When Verity falls pregnant, she’s quite content to take things easy for a while, especially after the last few scrapes that she barely escaped. Spending more time with David and sorting through the piles of baby clothes are her priorities. But something out there has other plans for her and, with her super-strength depleted, Verity is in for the fight of her life.
The first Verity Fassbinder novel, Vigil, is a hard act to follow. The sleepy Brisbane setting with a supernatural underbelly is something that I wouldn’t believe could be pulled off if I hadn’t read it. The epic scale of the story seems suited to a more glamourous city, but Slatter’s Brisbane steps up to the plate marvellously. In Slatter’s hands Brisbane retains the essence that its residents love, but also becomes something more in the process. Needless to say, when I picked up Corpselight – at the official launch because I was not waiting longer than necessary for it – I expected great things.
And let me tell you how Corpselight delivers.
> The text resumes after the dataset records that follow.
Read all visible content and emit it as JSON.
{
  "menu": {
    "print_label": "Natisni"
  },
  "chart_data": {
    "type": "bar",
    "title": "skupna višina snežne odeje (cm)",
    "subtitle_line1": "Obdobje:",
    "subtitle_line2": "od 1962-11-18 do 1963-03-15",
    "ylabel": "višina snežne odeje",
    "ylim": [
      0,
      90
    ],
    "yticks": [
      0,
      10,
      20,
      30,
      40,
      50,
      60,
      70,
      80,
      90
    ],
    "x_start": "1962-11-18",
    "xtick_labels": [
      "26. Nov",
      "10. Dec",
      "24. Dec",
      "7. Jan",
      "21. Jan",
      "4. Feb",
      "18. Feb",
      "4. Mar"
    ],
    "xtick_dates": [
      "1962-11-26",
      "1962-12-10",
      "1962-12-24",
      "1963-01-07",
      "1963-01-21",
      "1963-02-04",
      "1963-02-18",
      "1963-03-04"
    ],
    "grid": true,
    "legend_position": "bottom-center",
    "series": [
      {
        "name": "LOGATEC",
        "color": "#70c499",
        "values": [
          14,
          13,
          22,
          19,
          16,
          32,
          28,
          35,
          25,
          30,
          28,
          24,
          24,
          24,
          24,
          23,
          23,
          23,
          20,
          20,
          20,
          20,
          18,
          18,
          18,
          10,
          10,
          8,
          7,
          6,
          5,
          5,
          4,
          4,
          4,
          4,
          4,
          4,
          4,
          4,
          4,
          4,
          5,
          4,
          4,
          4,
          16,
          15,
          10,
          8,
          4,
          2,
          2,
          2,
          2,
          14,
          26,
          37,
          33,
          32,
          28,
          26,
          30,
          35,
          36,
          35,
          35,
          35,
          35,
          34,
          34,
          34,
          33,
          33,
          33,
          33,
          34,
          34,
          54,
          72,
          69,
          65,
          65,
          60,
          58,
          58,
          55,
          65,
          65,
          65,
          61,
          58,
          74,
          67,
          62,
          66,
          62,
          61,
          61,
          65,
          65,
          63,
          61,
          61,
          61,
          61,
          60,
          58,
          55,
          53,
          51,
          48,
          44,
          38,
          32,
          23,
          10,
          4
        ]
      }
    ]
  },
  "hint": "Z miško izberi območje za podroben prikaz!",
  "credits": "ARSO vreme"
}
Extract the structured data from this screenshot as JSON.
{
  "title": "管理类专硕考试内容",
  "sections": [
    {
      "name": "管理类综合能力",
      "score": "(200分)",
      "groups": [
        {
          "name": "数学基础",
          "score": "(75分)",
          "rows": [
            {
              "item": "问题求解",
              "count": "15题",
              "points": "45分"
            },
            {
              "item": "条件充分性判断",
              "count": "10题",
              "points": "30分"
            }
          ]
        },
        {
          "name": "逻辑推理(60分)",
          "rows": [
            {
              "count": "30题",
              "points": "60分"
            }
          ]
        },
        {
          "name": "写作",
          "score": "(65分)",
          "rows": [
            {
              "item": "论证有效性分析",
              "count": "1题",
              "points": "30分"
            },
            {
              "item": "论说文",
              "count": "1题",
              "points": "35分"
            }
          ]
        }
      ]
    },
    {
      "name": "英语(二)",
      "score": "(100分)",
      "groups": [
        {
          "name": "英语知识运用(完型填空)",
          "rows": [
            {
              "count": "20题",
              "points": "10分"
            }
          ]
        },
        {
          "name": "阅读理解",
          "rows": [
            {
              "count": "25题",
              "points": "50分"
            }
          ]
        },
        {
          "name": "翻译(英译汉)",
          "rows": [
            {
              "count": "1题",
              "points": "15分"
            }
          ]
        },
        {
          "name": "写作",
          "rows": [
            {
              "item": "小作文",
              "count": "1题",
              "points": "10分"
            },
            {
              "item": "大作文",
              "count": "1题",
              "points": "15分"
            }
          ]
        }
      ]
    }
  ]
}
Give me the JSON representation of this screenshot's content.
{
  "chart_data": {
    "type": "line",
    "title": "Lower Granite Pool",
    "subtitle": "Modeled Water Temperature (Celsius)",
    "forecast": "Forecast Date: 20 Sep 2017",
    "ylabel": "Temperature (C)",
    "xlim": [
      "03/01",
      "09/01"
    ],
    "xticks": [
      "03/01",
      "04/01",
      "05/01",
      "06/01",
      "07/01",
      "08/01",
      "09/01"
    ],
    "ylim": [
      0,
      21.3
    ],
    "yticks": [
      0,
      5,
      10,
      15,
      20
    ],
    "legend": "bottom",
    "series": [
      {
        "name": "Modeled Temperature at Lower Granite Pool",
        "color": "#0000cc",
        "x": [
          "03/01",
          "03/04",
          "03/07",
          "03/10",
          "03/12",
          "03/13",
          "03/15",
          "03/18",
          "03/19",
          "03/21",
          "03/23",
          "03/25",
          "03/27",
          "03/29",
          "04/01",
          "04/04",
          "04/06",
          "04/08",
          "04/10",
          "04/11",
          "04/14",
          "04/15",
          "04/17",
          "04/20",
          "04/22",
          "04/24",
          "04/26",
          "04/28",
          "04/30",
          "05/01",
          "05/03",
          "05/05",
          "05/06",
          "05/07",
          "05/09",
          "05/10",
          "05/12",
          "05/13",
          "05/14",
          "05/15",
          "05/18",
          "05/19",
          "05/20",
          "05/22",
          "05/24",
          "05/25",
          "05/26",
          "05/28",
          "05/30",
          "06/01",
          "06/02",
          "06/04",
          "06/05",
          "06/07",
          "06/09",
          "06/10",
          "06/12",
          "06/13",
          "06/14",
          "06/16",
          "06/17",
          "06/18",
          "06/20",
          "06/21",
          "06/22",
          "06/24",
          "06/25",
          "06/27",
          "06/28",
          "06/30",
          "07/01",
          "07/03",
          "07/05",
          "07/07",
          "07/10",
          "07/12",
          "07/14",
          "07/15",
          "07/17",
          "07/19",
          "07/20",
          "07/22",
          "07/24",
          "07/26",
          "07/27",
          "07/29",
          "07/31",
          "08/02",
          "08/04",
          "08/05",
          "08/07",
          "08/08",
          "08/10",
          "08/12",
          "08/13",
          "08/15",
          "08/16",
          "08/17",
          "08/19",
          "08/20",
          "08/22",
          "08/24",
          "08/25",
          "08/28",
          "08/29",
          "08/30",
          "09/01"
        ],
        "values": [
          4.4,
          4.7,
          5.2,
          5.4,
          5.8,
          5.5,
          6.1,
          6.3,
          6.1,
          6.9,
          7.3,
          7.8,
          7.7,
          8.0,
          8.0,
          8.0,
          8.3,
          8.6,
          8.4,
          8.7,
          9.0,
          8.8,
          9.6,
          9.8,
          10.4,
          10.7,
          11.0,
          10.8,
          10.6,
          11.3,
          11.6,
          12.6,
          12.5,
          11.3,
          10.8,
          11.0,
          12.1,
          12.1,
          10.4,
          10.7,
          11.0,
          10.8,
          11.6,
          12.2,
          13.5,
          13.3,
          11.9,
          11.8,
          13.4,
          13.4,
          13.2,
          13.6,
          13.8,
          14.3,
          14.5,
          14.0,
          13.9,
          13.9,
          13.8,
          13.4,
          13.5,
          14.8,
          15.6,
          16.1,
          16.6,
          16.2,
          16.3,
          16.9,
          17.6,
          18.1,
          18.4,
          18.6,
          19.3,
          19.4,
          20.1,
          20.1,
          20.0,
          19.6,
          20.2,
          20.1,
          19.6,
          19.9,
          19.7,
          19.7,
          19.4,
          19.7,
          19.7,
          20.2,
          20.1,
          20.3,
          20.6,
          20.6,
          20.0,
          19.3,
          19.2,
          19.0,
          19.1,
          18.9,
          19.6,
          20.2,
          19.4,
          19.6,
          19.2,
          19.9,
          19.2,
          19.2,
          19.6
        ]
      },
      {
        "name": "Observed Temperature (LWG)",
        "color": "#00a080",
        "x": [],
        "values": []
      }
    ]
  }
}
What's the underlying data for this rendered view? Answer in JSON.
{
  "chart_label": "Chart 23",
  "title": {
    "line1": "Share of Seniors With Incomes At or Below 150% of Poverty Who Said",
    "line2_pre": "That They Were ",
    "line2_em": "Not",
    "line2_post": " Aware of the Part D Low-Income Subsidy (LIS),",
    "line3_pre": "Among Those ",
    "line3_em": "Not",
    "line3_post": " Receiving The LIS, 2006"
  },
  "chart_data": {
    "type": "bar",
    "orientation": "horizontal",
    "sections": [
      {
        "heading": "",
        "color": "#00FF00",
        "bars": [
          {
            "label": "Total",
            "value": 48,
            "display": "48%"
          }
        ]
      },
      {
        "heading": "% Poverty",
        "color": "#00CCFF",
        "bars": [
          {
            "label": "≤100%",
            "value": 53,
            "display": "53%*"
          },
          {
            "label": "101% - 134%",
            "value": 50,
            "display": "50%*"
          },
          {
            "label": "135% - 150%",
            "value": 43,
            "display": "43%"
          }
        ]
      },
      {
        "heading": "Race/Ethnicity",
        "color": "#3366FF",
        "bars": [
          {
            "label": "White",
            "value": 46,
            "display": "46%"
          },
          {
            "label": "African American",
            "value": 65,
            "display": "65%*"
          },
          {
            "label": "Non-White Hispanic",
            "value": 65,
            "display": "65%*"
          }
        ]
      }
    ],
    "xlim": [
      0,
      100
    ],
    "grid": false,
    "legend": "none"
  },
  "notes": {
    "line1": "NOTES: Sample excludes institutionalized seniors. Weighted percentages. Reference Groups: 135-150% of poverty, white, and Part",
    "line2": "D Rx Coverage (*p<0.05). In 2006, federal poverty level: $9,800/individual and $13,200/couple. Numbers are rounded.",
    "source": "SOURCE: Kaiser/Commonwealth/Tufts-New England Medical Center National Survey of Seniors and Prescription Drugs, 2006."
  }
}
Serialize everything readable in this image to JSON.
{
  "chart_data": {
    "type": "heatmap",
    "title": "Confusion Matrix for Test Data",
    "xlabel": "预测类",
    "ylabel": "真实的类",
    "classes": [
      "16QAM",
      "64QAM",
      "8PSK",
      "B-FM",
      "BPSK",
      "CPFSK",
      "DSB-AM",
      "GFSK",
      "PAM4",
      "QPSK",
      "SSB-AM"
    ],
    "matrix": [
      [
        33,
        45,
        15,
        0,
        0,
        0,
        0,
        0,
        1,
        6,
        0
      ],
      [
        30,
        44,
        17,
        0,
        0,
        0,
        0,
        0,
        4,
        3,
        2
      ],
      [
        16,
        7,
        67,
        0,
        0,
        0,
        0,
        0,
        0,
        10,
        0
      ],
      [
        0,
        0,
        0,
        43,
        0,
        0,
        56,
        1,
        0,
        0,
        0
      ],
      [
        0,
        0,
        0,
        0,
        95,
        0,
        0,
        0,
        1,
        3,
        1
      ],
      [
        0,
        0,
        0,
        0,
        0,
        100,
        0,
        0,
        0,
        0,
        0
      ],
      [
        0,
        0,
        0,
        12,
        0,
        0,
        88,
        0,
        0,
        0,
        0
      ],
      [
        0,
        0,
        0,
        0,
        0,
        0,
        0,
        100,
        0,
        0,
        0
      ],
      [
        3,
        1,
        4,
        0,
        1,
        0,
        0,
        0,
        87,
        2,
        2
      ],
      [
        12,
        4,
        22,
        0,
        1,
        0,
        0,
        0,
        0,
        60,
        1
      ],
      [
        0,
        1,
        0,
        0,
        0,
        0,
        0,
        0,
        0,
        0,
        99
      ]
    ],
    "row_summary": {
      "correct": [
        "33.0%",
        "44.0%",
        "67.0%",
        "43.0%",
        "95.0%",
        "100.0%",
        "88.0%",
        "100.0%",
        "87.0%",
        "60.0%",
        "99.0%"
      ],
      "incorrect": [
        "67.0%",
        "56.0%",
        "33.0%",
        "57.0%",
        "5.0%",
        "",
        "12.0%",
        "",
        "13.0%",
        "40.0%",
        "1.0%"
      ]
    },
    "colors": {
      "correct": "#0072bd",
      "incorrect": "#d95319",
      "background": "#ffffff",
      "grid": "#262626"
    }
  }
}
Pregnancy and motherhood aren’t things that crop up regularly in the urban fantasy novels that I read. To be honest, they’re not the sorts of things I’d seek out, but Slatter handles both well. Verity might be a no nonsense, hardened investigator used to toughing out difficult situations, but she’s also very human. She gets tired and cranky and emotional, and having a baby brings all of these things to the forefront. It’s also really interesting to see how Verity handles motherhood. Her portrayal in Corpselight is much more realistic than many fictional maternal portrayals. Despite having a baby to worry about, she’s still very much her own person. While she takes extra precautions, she’s not ready to give up her life to be a mother.
Corpselight is darker than Vigil. Not that Vigil was particularly light, but Verity had less to lose in Vigil. In Corpselight the stakes spike like crazy. There are more nuances now that we’re firmly set in this world. Everything is more complex; emotions, relationships, the enemy, family and friends. Verity’s comparative youth becomes a more important factor in this novel; setting her apart from those who have lived through far crueller regimes. It also becomes apparent that a lot of the complexities of the world are lost on Verity because she is too young to have experienced the things her friends have.
The wonderful magical elements are explored more fully in Corpselight. From the magics that Normals can conduct to those that need a Weyrd to power them. Many of the rituals are reminiscent of old faerie lore, and it adds a hefty dose of authenticity.
The ending of Corpselight, while not exactly a cliff-hanger, works brilliantly to set up an even more dynamic situation in the third book, Restoration. And since it’s not out until August 2018, I’m going to have to find something else to fill that void in the meantime.